TABLE 1SPTotal-NTotal-Fsampletemperature (° C.)(at. %)(at. %)NFT-5005000.383.15NFT-6006001.192.80NFT-7007001.222.35NFT-8008000.831.90NFT-9009000.611.35NFT-100010000.521.01NFT-110011000.440.56
However, the N—F-codoped TiO2 powders suffer from the problems such as limited solid solubility and uneven distribution of N and F elements in the TiO2 powders due to the external doping of N and F elements with TiO2. Therefore, the photocatalytic capability of the N—F-codoped TiO2 powders is limited, and the oxidation-reduction effect is reduced. It is known according to Isamu Moriguchi et al., “Oriented Growth of Thin Films of Titanium Oxyfluoride at the Interface of an Air/Water Monolayer,” Chem. Commun., 2001, pp. 1344-1345, that, when an air/water monolayer of dioctadecyldimethylammonium bromide (DODMABr) is formed at 25° C. on the surface of a liquid-phase deposition (LPD) solution, which is a mixed aqueous solution of (NH4)2TiF6 and H3BO3 at 1≦B/Ti<1.5, oriented crystallites of NH4TiOF3 are produced and grown at a hydrophilic interface of the monolayer to yield a self-supporting thin film. The NH4TiOF3 crystallites can be converted into anatase-type TiO2 by air-calcination at 600° C.
However, as described above, the B/Ti molar ratio should be strictly limited to a relatively small range (i.e., 1≦B/Ti<1.5).

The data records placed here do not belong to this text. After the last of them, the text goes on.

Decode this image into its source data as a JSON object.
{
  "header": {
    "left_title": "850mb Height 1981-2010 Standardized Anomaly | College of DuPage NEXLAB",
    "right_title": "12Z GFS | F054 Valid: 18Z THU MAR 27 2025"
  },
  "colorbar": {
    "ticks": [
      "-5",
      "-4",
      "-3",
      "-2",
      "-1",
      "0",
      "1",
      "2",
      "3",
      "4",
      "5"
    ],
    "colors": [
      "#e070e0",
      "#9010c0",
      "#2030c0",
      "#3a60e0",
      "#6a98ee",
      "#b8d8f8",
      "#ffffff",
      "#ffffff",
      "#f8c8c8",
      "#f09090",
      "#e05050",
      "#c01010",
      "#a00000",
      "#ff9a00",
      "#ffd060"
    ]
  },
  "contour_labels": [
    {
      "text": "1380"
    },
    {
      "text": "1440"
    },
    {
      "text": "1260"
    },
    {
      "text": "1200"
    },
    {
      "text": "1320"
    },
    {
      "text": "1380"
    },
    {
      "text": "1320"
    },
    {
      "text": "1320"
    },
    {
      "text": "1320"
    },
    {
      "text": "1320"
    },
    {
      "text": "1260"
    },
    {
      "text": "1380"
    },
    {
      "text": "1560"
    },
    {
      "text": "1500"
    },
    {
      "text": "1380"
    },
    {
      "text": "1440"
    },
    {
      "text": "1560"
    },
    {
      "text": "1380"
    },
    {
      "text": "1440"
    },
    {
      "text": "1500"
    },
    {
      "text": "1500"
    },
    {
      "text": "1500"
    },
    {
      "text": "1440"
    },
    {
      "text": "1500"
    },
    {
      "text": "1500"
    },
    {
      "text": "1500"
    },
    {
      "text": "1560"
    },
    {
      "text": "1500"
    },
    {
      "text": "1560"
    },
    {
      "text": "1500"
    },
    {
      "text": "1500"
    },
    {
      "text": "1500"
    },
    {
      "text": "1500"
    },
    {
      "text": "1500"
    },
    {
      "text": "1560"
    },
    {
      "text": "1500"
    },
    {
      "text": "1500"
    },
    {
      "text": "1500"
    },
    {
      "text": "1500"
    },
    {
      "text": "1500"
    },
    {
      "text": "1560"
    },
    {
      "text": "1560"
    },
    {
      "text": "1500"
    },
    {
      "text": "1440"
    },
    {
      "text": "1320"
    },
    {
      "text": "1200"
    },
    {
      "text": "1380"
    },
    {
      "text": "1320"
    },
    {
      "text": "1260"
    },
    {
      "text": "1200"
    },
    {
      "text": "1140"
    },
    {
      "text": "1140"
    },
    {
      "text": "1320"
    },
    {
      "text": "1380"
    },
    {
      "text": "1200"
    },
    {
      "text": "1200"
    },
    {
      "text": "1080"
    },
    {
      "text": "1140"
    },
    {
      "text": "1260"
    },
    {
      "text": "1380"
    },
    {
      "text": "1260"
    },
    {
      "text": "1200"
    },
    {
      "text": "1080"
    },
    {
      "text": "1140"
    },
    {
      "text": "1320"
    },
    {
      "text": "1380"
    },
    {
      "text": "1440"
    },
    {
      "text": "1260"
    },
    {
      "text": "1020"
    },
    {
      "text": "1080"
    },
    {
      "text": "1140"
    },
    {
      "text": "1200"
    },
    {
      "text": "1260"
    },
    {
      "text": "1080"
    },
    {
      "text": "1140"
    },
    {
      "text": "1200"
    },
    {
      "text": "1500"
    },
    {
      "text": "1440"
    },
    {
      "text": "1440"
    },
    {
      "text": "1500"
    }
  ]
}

Furthermore, a considerably large amount of NH4TiOF3 crystallites are deposited on the bottom of the reaction container, rather than at the monolayer. This means that the bonding strength between the NH4TiOF3 crystallites and the monolayer of DODMABr is considerably weak. Moreover, the monolayer of DODMABr may decompose during the air-calcination. Therefore, the aforesaid method is not suitable for industrial application.